Setra-Omnibusse sind für Qualität, Langlebigkeit und Wertstabilität bekannt. Bevor die ersten Exemplare einer neuen Baureihe an die Kunden ausgeliefert werden, müssen Testfahrzeuge ihre Leistungsfähigkeit unter Beweis stellen. So auch die neue Stadtbus- und Überlandbus-Baureihe Setra MultiClass LE, die auf der Busworld Europe 2023 ihre Messepremiere hat. Der Gesetzgeber fordert für die Stabilität von Omnibussen nur eine Berechnung, die Entwickler und Versuchsingenieure des Herstellers Daimler Buses verlangen mehr. Die Königsdisziplin heißt Schlechtweg-Erprobung. Hinter dem Begriff stehen große Strapazen für den Bus: Die Prüfung auf der Schlechtwegstrecke des Entwicklungs- und Versuchszentrums (EVZ) von Daimler Truck in Wörth bei Karlsruhe. Die zahlreichen Fahrbahnen im EVZ repräsentieren typische Fahrbahnoberflächen wie Kopfsteinpflaster, Querrillen und Schlaglöcher. Sie malträtieren die Fahrzeugstruktur extrem. Das Versuchsteam von Daimler Buses hat für die Erprobung definierte Bahnen zu einer Schlechtwegrunde zusammengestellt. Basis waren Auswertungen anspruchsvoller Kundeneinsätze in ganz Europa. Besonders hart ist eine Bahn mit sieben Zentimeter hohen Hindernissen im Fischgrätmuster. Sie wird mit nur zehn Stundenkilometern durchfahren, viel mehr würden weder Mensch noch Material aushalten.

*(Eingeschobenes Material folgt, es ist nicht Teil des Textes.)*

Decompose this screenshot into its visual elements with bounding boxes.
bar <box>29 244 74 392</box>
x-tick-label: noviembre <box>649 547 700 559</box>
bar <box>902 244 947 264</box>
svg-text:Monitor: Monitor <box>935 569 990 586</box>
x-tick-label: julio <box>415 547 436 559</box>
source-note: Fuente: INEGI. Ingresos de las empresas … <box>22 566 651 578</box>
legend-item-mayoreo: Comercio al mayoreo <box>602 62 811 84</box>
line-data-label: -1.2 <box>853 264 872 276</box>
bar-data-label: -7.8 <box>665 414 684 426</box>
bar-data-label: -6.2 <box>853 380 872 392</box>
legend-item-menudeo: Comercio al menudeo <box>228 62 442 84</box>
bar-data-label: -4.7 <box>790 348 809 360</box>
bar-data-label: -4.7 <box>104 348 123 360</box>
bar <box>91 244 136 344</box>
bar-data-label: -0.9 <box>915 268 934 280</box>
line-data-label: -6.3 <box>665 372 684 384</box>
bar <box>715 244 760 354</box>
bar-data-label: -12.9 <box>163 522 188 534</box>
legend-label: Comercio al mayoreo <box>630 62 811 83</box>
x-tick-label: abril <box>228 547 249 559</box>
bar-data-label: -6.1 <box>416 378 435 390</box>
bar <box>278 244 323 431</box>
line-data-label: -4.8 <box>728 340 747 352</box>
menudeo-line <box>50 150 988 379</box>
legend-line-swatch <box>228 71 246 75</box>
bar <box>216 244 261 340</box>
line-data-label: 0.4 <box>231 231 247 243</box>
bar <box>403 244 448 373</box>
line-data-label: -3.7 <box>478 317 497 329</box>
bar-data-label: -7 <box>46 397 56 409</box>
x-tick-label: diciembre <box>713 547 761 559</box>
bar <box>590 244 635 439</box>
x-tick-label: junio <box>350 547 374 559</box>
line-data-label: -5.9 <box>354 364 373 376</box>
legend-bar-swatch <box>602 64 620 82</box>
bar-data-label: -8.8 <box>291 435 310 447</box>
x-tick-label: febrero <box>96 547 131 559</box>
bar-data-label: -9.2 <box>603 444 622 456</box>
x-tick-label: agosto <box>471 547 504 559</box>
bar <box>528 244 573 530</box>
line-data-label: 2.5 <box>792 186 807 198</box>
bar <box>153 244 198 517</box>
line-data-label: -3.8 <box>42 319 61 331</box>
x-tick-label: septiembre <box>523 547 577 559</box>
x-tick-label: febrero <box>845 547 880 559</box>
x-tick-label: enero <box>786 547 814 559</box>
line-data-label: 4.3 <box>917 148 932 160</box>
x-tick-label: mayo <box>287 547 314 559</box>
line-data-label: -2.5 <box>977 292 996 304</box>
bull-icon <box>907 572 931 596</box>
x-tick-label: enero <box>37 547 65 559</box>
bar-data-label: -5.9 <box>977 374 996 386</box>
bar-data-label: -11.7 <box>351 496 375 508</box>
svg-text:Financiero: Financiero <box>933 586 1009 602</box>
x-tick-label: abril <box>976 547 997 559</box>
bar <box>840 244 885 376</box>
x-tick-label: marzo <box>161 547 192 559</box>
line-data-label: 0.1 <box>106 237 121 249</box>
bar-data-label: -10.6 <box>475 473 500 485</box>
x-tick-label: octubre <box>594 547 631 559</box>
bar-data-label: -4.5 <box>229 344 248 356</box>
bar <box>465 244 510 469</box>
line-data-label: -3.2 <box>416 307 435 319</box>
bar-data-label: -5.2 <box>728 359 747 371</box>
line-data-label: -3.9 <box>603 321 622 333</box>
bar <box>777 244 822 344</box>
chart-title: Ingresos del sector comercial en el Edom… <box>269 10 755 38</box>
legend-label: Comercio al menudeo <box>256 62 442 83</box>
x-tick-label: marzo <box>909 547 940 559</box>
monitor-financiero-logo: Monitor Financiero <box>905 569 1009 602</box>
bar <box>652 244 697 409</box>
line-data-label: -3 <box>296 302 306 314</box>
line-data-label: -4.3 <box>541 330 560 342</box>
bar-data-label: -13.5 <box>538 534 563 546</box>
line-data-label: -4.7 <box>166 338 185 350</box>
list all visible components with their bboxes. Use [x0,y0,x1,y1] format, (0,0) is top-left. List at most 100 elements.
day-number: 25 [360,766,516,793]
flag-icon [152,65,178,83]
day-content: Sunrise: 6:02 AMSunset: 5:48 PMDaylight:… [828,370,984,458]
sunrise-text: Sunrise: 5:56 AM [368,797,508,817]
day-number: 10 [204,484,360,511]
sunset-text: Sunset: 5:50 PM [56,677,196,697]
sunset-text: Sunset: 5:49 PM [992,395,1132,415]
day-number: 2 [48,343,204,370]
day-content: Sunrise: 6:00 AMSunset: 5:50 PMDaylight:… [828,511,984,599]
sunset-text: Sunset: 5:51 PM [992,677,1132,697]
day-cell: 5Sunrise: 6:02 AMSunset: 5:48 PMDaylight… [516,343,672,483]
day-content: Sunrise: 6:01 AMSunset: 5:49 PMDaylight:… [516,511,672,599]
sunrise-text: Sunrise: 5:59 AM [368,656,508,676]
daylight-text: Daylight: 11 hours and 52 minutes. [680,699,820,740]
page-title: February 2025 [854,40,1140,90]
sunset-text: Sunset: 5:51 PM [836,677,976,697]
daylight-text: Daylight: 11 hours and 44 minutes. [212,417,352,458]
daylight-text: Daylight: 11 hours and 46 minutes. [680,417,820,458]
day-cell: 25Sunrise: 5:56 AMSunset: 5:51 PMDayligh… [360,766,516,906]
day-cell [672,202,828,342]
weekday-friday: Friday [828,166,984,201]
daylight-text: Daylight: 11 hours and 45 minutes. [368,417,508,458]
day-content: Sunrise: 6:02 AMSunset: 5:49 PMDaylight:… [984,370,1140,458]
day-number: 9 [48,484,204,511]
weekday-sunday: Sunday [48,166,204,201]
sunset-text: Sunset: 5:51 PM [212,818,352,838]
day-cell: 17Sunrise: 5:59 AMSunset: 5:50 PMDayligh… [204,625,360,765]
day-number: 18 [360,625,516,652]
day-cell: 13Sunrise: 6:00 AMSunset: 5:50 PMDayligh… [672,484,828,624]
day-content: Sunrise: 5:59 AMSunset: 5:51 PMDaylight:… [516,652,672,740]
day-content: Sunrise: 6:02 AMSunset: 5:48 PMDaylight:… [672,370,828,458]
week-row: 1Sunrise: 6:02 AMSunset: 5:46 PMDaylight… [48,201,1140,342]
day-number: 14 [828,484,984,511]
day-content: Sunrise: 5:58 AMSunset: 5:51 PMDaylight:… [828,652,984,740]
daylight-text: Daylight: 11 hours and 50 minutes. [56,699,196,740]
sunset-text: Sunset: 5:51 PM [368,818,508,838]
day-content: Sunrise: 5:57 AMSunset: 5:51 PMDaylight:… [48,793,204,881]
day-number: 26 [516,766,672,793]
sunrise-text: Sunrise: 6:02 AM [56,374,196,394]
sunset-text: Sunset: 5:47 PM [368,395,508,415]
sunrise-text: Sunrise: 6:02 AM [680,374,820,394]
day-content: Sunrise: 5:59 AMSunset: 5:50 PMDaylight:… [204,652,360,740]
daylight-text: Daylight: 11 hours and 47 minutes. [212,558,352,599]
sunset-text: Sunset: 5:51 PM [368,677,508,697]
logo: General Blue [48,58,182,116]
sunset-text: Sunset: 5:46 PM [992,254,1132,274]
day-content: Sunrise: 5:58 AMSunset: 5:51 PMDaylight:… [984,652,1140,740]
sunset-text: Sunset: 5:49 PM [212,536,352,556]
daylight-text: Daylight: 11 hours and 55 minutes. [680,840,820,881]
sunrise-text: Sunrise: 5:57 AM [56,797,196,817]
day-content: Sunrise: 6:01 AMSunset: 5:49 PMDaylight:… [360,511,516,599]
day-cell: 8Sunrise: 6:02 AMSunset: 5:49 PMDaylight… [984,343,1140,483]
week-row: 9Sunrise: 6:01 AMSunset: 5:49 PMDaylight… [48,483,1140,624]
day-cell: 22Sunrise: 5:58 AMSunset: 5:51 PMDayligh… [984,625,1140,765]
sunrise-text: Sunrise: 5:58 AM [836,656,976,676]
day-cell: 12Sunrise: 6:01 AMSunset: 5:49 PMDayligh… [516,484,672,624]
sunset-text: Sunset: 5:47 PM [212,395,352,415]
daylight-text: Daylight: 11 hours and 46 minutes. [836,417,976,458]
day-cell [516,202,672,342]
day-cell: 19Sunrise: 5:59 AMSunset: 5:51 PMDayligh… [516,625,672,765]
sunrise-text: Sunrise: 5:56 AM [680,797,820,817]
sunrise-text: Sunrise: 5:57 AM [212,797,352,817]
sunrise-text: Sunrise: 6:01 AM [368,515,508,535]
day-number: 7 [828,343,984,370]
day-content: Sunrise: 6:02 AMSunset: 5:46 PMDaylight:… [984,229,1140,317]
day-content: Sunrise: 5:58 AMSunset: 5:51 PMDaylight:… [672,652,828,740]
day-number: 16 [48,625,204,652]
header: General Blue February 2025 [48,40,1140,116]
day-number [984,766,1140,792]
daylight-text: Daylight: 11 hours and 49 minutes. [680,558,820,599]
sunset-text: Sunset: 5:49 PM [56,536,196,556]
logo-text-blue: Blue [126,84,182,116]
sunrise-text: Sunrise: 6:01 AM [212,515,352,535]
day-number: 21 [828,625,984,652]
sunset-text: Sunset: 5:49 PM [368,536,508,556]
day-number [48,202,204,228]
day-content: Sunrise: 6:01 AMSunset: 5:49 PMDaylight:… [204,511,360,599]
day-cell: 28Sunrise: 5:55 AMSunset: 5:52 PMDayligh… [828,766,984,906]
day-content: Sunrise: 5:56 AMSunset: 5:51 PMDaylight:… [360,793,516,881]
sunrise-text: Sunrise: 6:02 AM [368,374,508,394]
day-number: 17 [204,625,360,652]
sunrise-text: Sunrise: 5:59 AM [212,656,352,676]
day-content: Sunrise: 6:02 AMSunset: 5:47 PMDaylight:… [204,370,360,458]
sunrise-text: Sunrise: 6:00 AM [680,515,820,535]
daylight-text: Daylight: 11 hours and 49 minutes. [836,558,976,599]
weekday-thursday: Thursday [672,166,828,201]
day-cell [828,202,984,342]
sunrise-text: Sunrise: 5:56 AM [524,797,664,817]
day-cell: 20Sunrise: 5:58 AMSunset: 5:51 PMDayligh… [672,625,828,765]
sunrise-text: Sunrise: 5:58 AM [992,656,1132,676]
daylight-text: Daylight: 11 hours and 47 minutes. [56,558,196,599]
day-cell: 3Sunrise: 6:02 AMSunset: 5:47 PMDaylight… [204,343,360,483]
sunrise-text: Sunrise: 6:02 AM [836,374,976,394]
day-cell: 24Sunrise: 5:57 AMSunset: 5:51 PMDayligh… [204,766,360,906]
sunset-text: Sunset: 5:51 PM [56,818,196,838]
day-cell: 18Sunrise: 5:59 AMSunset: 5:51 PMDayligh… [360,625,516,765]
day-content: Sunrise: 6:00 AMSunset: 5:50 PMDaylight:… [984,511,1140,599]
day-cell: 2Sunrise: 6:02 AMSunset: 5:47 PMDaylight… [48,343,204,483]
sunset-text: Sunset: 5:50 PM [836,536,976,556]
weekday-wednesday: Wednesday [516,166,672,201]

Das Fahrprogramm ist präzise vorgegeben – das betrifft sowohl die Abfolge der Bahnen als auch die Geschwindigkeit, gefahren mit Unterstützung des Tempomats auf den Stundenkilometer genau. Ein Monitor im Cockpit des Überlandbusses zeigt den Fahrern den exakten Ablauf ihrer immergleichen Route. Gefahren wird sowohl leer als auch teilbeladen, beladen und sogar überladen. Angeschnallte Wasserfässer auf den Sitzen und Ballastsäcke mit Bleischrot auf dem Boden simulieren die Passagiere. Die Fahrer dagegen sind echt, sie wechseln sich im Stundentakt ab, längere Phasen sind ihnen nicht zuzumuten.
Ein Kilometer der Schlechtweg-Erprobung entspricht 100 Kilometern auf öffentlichen Straßen. Ein Beleg für das Extremprogramm: Obwohl die Stoßdämpfer der MultiClass LE beim Test über eine spezielle Kühlung verfügen, müssen sie während des gesamten Zeitraums zwei Mal getauscht werden. Zur Schlechtweg-Erprobung gehören ebenfalls so genannte Sondermanöver. Das sind zum Beispiel schnelle Fahrbahnwechsel wie bei einem Ausweichmanöver oder Vollbremsungen aus unterschiedlichen Geschwindigkeiten. All dies kann auch im realen Omnibusleben einer Setra MultiClass LE auf einer Million Kilometer vorkommen.
Der Testbus, eine Setra MultiClass S 518 LE, war lange vor Serienstart unterwegs und daher mit Tarnfolie bis zur Unkenntlichkeit beklebt. Die XXL-Variante des neuen Low-Entry-Überlandbusses mit drei Achsen, drei Türen und doppeltbreitem Einstieg vorn bedeutet eine besonders hohe Belastung der Fahrzeugstruktur. Das Versuchsfahrzeug fährt ohne Unterbodenschutz, ohne Innenverkleidungen und Isolierung. Das erleichtert die Inspektion einzelner Bauteile, zum Beispiel der Schweißnähte und Knotenpunkte des Omnibusgerippes.
Die Schlechtweg-Erprobung kann bis zu einem Jahr dauern. Jeweils nach einem und zwei Dritteln der Gesamtstrecke sowie nach Abschluss des Tests wird der Omnibus im Versuchsbereich von Daimler Buses in Neu-Ulm gründlich unter die Lupe genommen. Zu diesem Zweck werden sogar Triebwerk und Tanks demontiert. Zwischen den großen Durchsichten erfolgt zusätzlich eine kleine Inspektion vor Ort im EVZ. Farbige Markierungen dokumentieren die Sichtprüfungen. Für die neue Setra MultiClass LE heißt es nach der Schlechtweg-Erprobung: geprüft und Härtetest bestanden. Einer Auslieferung der Serienfahrzeuge steht nichts mehr im Weg.